Rory’s Story Cubes: The faces of these nine oversized dice contain iconic symbols one can arrange and interpret differently as prompts to create story elements or entire tales. Although designed to inspire people in solving problems, breaking up writer's block, and enhancing imagination, they also come with instructions for “games” including those for improvisational storytelling. Use the included game outlines within or divvy up the dice among party-goers and work out a framework for a group story. Give each player a die to roll and have them start and add story elements based on the icon they roll; roll and order them to challenge a player to weave a tale based on the symbols and their sequence; give three players three dice each to roll, with each one charged with creating a character, setting, and conflict based on the images they roll…then pass the dice to the next players to use new die rolls to tell the first, second, and third acts of a story involving the foundation elements. 

Tsuro, The Game of the Path: Packing a very Asian Zen feeling, this somewhat abstract game puts the players in the roles of dragons flying through the sky, following their own paths and avoiding others. Players start their tokens on the board’s periphery, play tiles from their hands that advance their pieces across curving paths, and try maneuvering other players tokens off the board by careful placement of tiles whose paths divert them. Each tile has two entry/exit points on each side, but the curves, straights, and loops -- which vary on each tile -- can lead tokens in unexpected directions when linked up with other tiles. Tsuro provides a visually engaging extreme challenge for up to eight players, with a short enough playing time for people to opt in or out and quickly test different strategies.

International TableTop Day

TableTopDay_logoLooking for an excuse to gather some friends to try these games? Set aside March 30 and join the legions of gamers participating in Geek & Sundry’s International TableTop Day. From the site:

On March 30th, 2013, premium YouTube channel Geek & Sundry (The Guild, TableTop, Written By A Kid) asks all of our fans to go to their friendly local game store, community center, or host an event at home and play more games. International TableTop Day is a reminder to spend more time and strengthen the bonds with the people who matter most, our friends and family, by playing games together. Tabletop gaming promotes many positive social and cognitive benefits like increased communication, team work, planning, and is an excellent stress relieving activity for all ages.

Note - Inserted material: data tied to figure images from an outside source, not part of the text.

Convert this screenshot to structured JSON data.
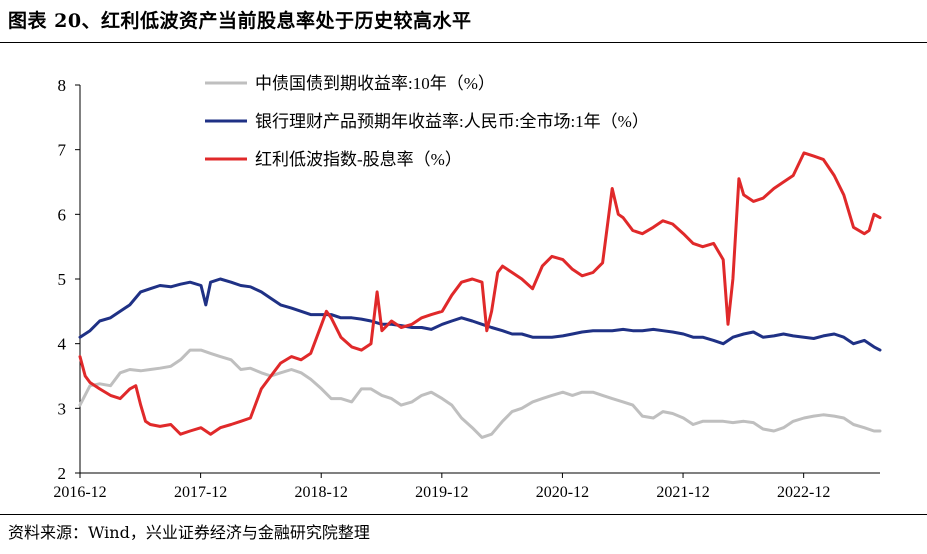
{
  "title": "图表 20、红利低波资产当前股息率处于历史较高水平",
  "source": "资料来源：Wind，兴业证券经济与金融研究院整理",
  "chart_data": {
    "type": "line",
    "y_ticks": [
      "8",
      "7",
      "6",
      "5",
      "4",
      "3",
      "2"
    ],
    "ylim": [
      2,
      8
    ],
    "x_ticks": [
      "2016-12",
      "2017-12",
      "2018-12",
      "2019-12",
      "2020-12",
      "2021-12",
      "2022-12"
    ],
    "x_tick_values": [
      2016.917,
      2017.917,
      2018.917,
      2019.917,
      2020.917,
      2021.917,
      2022.917
    ],
    "xlim": [
      2016.917,
      2023.55
    ],
    "grid": false,
    "legend_position": "top-center",
    "series": [
      {
        "name": "中债国债到期收益率:10年（%）",
        "color": "#bfbfbf",
        "points": [
          [
            2016.917,
            3.05
          ],
          [
            2017.0,
            3.35
          ],
          [
            2017.08,
            3.38
          ],
          [
            2017.17,
            3.35
          ],
          [
            2017.25,
            3.55
          ],
          [
            2017.33,
            3.6
          ],
          [
            2017.42,
            3.58
          ],
          [
            2017.5,
            3.6
          ],
          [
            2017.58,
            3.62
          ],
          [
            2017.67,
            3.65
          ],
          [
            2017.75,
            3.75
          ],
          [
            2017.83,
            3.9
          ],
          [
            2017.92,
            3.9
          ],
          [
            2018.0,
            3.85
          ],
          [
            2018.08,
            3.8
          ],
          [
            2018.17,
            3.75
          ],
          [
            2018.25,
            3.6
          ],
          [
            2018.33,
            3.62
          ],
          [
            2018.42,
            3.55
          ],
          [
            2018.5,
            3.5
          ],
          [
            2018.58,
            3.55
          ],
          [
            2018.67,
            3.6
          ],
          [
            2018.75,
            3.55
          ],
          [
            2018.83,
            3.45
          ],
          [
            2018.92,
            3.3
          ],
          [
            2019.0,
            3.15
          ],
          [
            2019.08,
            3.15
          ],
          [
            2019.17,
            3.1
          ],
          [
            2019.25,
            3.3
          ],
          [
            2019.33,
            3.3
          ],
          [
            2019.42,
            3.2
          ],
          [
            2019.5,
            3.15
          ],
          [
            2019.58,
            3.05
          ],
          [
            2019.67,
            3.1
          ],
          [
            2019.75,
            3.2
          ],
          [
            2019.83,
            3.25
          ],
          [
            2019.92,
            3.15
          ],
          [
            2020.0,
            3.05
          ],
          [
            2020.08,
            2.85
          ],
          [
            2020.17,
            2.7
          ],
          [
            2020.25,
            2.55
          ],
          [
            2020.33,
            2.6
          ],
          [
            2020.42,
            2.8
          ],
          [
            2020.5,
            2.95
          ],
          [
            2020.58,
            3.0
          ],
          [
            2020.67,
            3.1
          ],
          [
            2020.75,
            3.15
          ],
          [
            2020.83,
            3.2
          ],
          [
            2020.92,
            3.25
          ],
          [
            2021.0,
            3.2
          ],
          [
            2021.08,
            3.25
          ],
          [
            2021.17,
            3.25
          ],
          [
            2021.25,
            3.2
          ],
          [
            2021.33,
            3.15
          ],
          [
            2021.42,
            3.1
          ],
          [
            2021.5,
            3.05
          ],
          [
            2021.58,
            2.88
          ],
          [
            2021.67,
            2.85
          ],
          [
            2021.75,
            2.95
          ],
          [
            2021.83,
            2.92
          ],
          [
            2021.92,
            2.85
          ],
          [
            2022.0,
            2.75
          ],
          [
            2022.08,
            2.8
          ],
          [
            2022.17,
            2.8
          ],
          [
            2022.25,
            2.8
          ],
          [
            2022.33,
            2.78
          ],
          [
            2022.42,
            2.8
          ],
          [
            2022.5,
            2.78
          ],
          [
            2022.58,
            2.68
          ],
          [
            2022.67,
            2.65
          ],
          [
            2022.75,
            2.7
          ],
          [
            2022.83,
            2.8
          ],
          [
            2022.92,
            2.85
          ],
          [
            2023.0,
            2.88
          ],
          [
            2023.08,
            2.9
          ],
          [
            2023.17,
            2.88
          ],
          [
            2023.25,
            2.85
          ],
          [
            2023.33,
            2.75
          ],
          [
            2023.42,
            2.7
          ],
          [
            2023.5,
            2.65
          ],
          [
            2023.55,
            2.65
          ]
        ]
      },
      {
        "name": "银行理财产品预期年收益率:人民币:全市场:1年（%）",
        "color": "#1f3185",
        "points": [
          [
            2016.917,
            4.1
          ],
          [
            2017.0,
            4.2
          ],
          [
            2017.08,
            4.35
          ],
          [
            2017.17,
            4.4
          ],
          [
            2017.25,
            4.5
          ],
          [
            2017.33,
            4.6
          ],
          [
            2017.42,
            4.8
          ],
          [
            2017.5,
            4.85
          ],
          [
            2017.58,
            4.9
          ],
          [
            2017.67,
            4.88
          ],
          [
            2017.75,
            4.92
          ],
          [
            2017.83,
            4.95
          ],
          [
            2017.92,
            4.9
          ],
          [
            2017.96,
            4.6
          ],
          [
            2018.0,
            4.95
          ],
          [
            2018.08,
            5.0
          ],
          [
            2018.17,
            4.95
          ],
          [
            2018.25,
            4.9
          ],
          [
            2018.33,
            4.88
          ],
          [
            2018.42,
            4.8
          ],
          [
            2018.5,
            4.7
          ],
          [
            2018.58,
            4.6
          ],
          [
            2018.67,
            4.55
          ],
          [
            2018.75,
            4.5
          ],
          [
            2018.83,
            4.45
          ],
          [
            2018.92,
            4.45
          ],
          [
            2019.0,
            4.45
          ],
          [
            2019.08,
            4.4
          ],
          [
            2019.17,
            4.4
          ],
          [
            2019.25,
            4.38
          ],
          [
            2019.33,
            4.35
          ],
          [
            2019.42,
            4.3
          ],
          [
            2019.5,
            4.3
          ],
          [
            2019.58,
            4.28
          ],
          [
            2019.67,
            4.25
          ],
          [
            2019.75,
            4.25
          ],
          [
            2019.83,
            4.22
          ],
          [
            2019.92,
            4.3
          ],
          [
            2020.0,
            4.35
          ],
          [
            2020.08,
            4.4
          ],
          [
            2020.17,
            4.35
          ],
          [
            2020.25,
            4.3
          ],
          [
            2020.33,
            4.25
          ],
          [
            2020.42,
            4.2
          ],
          [
            2020.5,
            4.15
          ],
          [
            2020.58,
            4.15
          ],
          [
            2020.67,
            4.1
          ],
          [
            2020.75,
            4.1
          ],
          [
            2020.83,
            4.1
          ],
          [
            2020.92,
            4.12
          ],
          [
            2021.0,
            4.15
          ],
          [
            2021.08,
            4.18
          ],
          [
            2021.17,
            4.2
          ],
          [
            2021.25,
            4.2
          ],
          [
            2021.33,
            4.2
          ],
          [
            2021.42,
            4.22
          ],
          [
            2021.5,
            4.2
          ],
          [
            2021.58,
            4.2
          ],
          [
            2021.67,
            4.22
          ],
          [
            2021.75,
            4.2
          ],
          [
            2021.83,
            4.18
          ],
          [
            2021.92,
            4.15
          ],
          [
            2022.0,
            4.1
          ],
          [
            2022.08,
            4.1
          ],
          [
            2022.17,
            4.05
          ],
          [
            2022.25,
            4.0
          ],
          [
            2022.33,
            4.1
          ],
          [
            2022.42,
            4.15
          ],
          [
            2022.5,
            4.18
          ],
          [
            2022.58,
            4.1
          ],
          [
            2022.67,
            4.12
          ],
          [
            2022.75,
            4.15
          ],
          [
            2022.83,
            4.12
          ],
          [
            2022.92,
            4.1
          ],
          [
            2023.0,
            4.08
          ],
          [
            2023.08,
            4.12
          ],
          [
            2023.17,
            4.15
          ],
          [
            2023.25,
            4.1
          ],
          [
            2023.33,
            4.0
          ],
          [
            2023.42,
            4.05
          ],
          [
            2023.5,
            3.95
          ],
          [
            2023.55,
            3.9
          ]
        ]
      },
      {
        "name": "红利低波指数-股息率（%）",
        "color": "#e0292a",
        "points": [
          [
            2016.917,
            3.8
          ],
          [
            2016.96,
            3.5
          ],
          [
            2017.0,
            3.4
          ],
          [
            2017.08,
            3.3
          ],
          [
            2017.17,
            3.2
          ],
          [
            2017.25,
            3.15
          ],
          [
            2017.33,
            3.3
          ],
          [
            2017.38,
            3.35
          ],
          [
            2017.42,
            3.05
          ],
          [
            2017.46,
            2.8
          ],
          [
            2017.5,
            2.75
          ],
          [
            2017.58,
            2.72
          ],
          [
            2017.67,
            2.75
          ],
          [
            2017.75,
            2.6
          ],
          [
            2017.83,
            2.65
          ],
          [
            2017.92,
            2.7
          ],
          [
            2018.0,
            2.6
          ],
          [
            2018.08,
            2.7
          ],
          [
            2018.17,
            2.75
          ],
          [
            2018.25,
            2.8
          ],
          [
            2018.33,
            2.85
          ],
          [
            2018.42,
            3.3
          ],
          [
            2018.5,
            3.5
          ],
          [
            2018.58,
            3.7
          ],
          [
            2018.67,
            3.8
          ],
          [
            2018.75,
            3.75
          ],
          [
            2018.83,
            3.85
          ],
          [
            2018.92,
            4.3
          ],
          [
            2018.96,
            4.5
          ],
          [
            2019.0,
            4.4
          ],
          [
            2019.08,
            4.1
          ],
          [
            2019.17,
            3.95
          ],
          [
            2019.25,
            3.9
          ],
          [
            2019.33,
            4.0
          ],
          [
            2019.38,
            4.8
          ],
          [
            2019.42,
            4.2
          ],
          [
            2019.5,
            4.35
          ],
          [
            2019.58,
            4.25
          ],
          [
            2019.67,
            4.3
          ],
          [
            2019.75,
            4.4
          ],
          [
            2019.83,
            4.45
          ],
          [
            2019.92,
            4.5
          ],
          [
            2020.0,
            4.75
          ],
          [
            2020.08,
            4.95
          ],
          [
            2020.17,
            5.0
          ],
          [
            2020.25,
            4.95
          ],
          [
            2020.29,
            4.2
          ],
          [
            2020.33,
            4.5
          ],
          [
            2020.38,
            5.1
          ],
          [
            2020.42,
            5.2
          ],
          [
            2020.5,
            5.1
          ],
          [
            2020.58,
            5.0
          ],
          [
            2020.67,
            4.85
          ],
          [
            2020.75,
            5.2
          ],
          [
            2020.83,
            5.35
          ],
          [
            2020.92,
            5.3
          ],
          [
            2021.0,
            5.15
          ],
          [
            2021.08,
            5.05
          ],
          [
            2021.17,
            5.1
          ],
          [
            2021.25,
            5.25
          ],
          [
            2021.33,
            6.4
          ],
          [
            2021.38,
            6.0
          ],
          [
            2021.42,
            5.95
          ],
          [
            2021.5,
            5.75
          ],
          [
            2021.58,
            5.7
          ],
          [
            2021.67,
            5.8
          ],
          [
            2021.75,
            5.9
          ],
          [
            2021.83,
            5.85
          ],
          [
            2021.92,
            5.7
          ],
          [
            2022.0,
            5.55
          ],
          [
            2022.08,
            5.5
          ],
          [
            2022.17,
            5.55
          ],
          [
            2022.25,
            5.3
          ],
          [
            2022.29,
            4.3
          ],
          [
            2022.33,
            5.0
          ],
          [
            2022.38,
            6.55
          ],
          [
            2022.42,
            6.3
          ],
          [
            2022.5,
            6.2
          ],
          [
            2022.58,
            6.25
          ],
          [
            2022.67,
            6.4
          ],
          [
            2022.75,
            6.5
          ],
          [
            2022.83,
            6.6
          ],
          [
            2022.92,
            6.95
          ],
          [
            2023.0,
            6.9
          ],
          [
            2023.08,
            6.85
          ],
          [
            2023.17,
            6.6
          ],
          [
            2023.25,
            6.3
          ],
          [
            2023.33,
            5.8
          ],
          [
            2023.42,
            5.7
          ],
          [
            2023.46,
            5.75
          ],
          [
            2023.5,
            6.0
          ],
          [
            2023.55,
            5.95
          ]
        ]
      }
    ]
  }
}
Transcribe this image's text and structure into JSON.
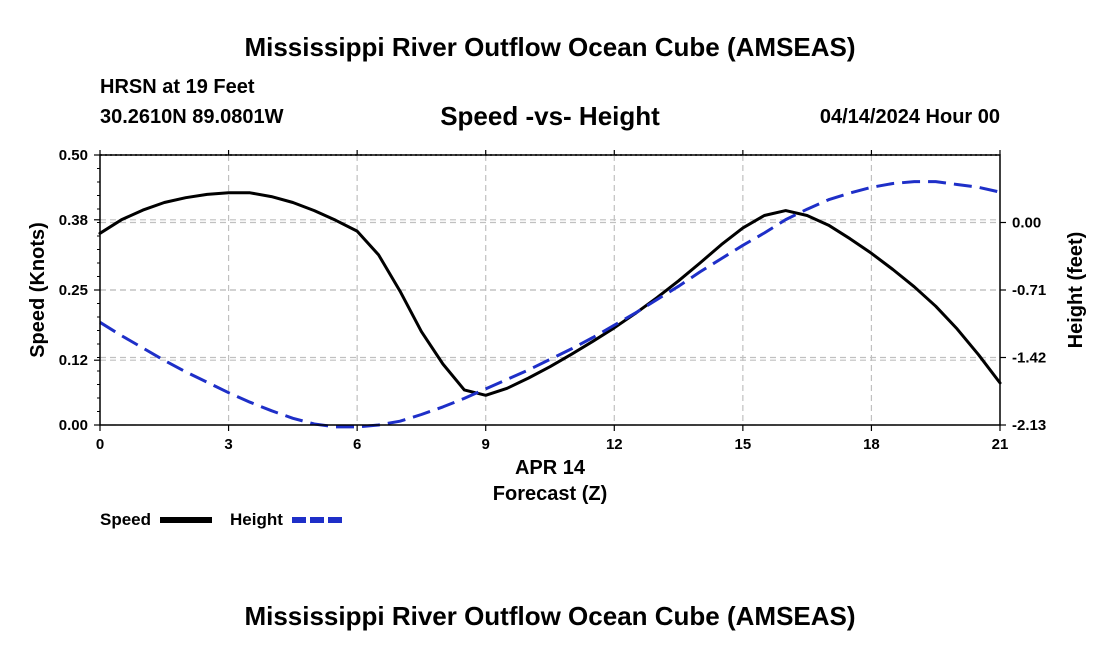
{
  "header": {
    "title": "Mississippi River Outflow Ocean Cube (AMSEAS)",
    "station": "HRSN at 19 Feet",
    "coords": "30.2610N  89.0801W",
    "subtitle": "Speed -vs- Height",
    "datetime": "04/14/2024 Hour 00"
  },
  "footer": {
    "title": "Mississippi River Outflow Ocean Cube (AMSEAS)"
  },
  "colors": {
    "speed": "#000000",
    "height": "#1e2fc8",
    "grid": "#c0c0c0"
  },
  "chart_data": {
    "type": "line",
    "title": "Speed -vs- Height",
    "xlabel_date": "APR 14",
    "xlabel": "Forecast (Z)",
    "ylabel": "Speed (Knots)",
    "y2label": "Height (feet)",
    "xlim": [
      0,
      21
    ],
    "ylim": [
      0,
      0.5
    ],
    "y2lim": [
      -2.13,
      0.71
    ],
    "x_ticks": [
      0,
      3,
      6,
      9,
      12,
      15,
      18,
      21
    ],
    "y_ticks": [
      0.0,
      0.12,
      0.25,
      0.38,
      0.5
    ],
    "y_tick_labels": [
      "0.00",
      "0.12",
      "0.25",
      "0.38",
      "0.50"
    ],
    "y2_ticks": [
      -2.13,
      -1.42,
      -0.71,
      0.0
    ],
    "y2_tick_labels": [
      "-2.13",
      "-1.42",
      "-0.71",
      "0.00"
    ],
    "legend": [
      {
        "name": "Speed",
        "style": "solid"
      },
      {
        "name": "Height",
        "style": "dashed"
      }
    ],
    "series": [
      {
        "name": "Speed",
        "axis": "left",
        "style": "solid",
        "x": [
          0,
          0.5,
          1,
          1.5,
          2,
          2.5,
          3,
          3.5,
          4,
          4.5,
          5,
          5.5,
          6,
          6.5,
          7,
          7.5,
          8,
          8.5,
          9,
          9.5,
          10,
          10.5,
          11,
          11.5,
          12,
          12.5,
          13,
          13.5,
          14,
          14.5,
          15,
          15.5,
          16,
          16.5,
          17,
          17.5,
          18,
          18.5,
          19,
          19.5,
          20,
          20.5,
          21
        ],
        "values": [
          0.355,
          0.38,
          0.398,
          0.412,
          0.421,
          0.427,
          0.43,
          0.43,
          0.423,
          0.412,
          0.397,
          0.379,
          0.359,
          0.315,
          0.248,
          0.173,
          0.113,
          0.065,
          0.055,
          0.068,
          0.087,
          0.108,
          0.131,
          0.155,
          0.18,
          0.207,
          0.236,
          0.267,
          0.3,
          0.334,
          0.365,
          0.388,
          0.397,
          0.388,
          0.37,
          0.345,
          0.318,
          0.288,
          0.256,
          0.22,
          0.178,
          0.13,
          0.078
        ]
      },
      {
        "name": "Height",
        "axis": "right",
        "style": "dashed",
        "x": [
          0,
          0.5,
          1,
          1.5,
          2,
          2.5,
          3,
          3.5,
          4,
          4.5,
          5,
          5.5,
          6,
          6.5,
          7,
          7.5,
          8,
          8.5,
          9,
          9.5,
          10,
          10.5,
          11,
          11.5,
          12,
          12.5,
          13,
          13.5,
          14,
          14.5,
          15,
          15.5,
          16,
          16.5,
          17,
          17.5,
          18,
          18.5,
          19,
          19.5,
          20,
          20.5,
          21
        ],
        "values": [
          -1.05,
          -1.19,
          -1.32,
          -1.45,
          -1.57,
          -1.68,
          -1.79,
          -1.89,
          -1.98,
          -2.06,
          -2.12,
          -2.15,
          -2.15,
          -2.13,
          -2.09,
          -2.02,
          -1.94,
          -1.85,
          -1.75,
          -1.65,
          -1.55,
          -1.44,
          -1.33,
          -1.21,
          -1.08,
          -0.95,
          -0.81,
          -0.67,
          -0.52,
          -0.38,
          -0.24,
          -0.11,
          0.03,
          0.14,
          0.24,
          0.31,
          0.37,
          0.41,
          0.43,
          0.43,
          0.4,
          0.37,
          0.32
        ]
      }
    ]
  }
}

The event has the forces of YouTube channel’s Geek & Sundry behind it, notably adorable geekette Felicia Day and the host of the popular and immensely entertaining TableTop show Wil Wheaton. At the very least host a gathering at your home, but those with greater ambitions can try organizing an event at the friendly local gaming store, school, library, or other public venue. (I’m hoping the friendly local gaming store hosts something, since my toddler doesn’t always allow a distraction-free gaming experience at home….) The International TableTop Day website includes an interactive map to cross-promote registered events and help those who aren’t hosting find a nearby game. Plan a party or find an event to attend to support the tabletop gaming hobby!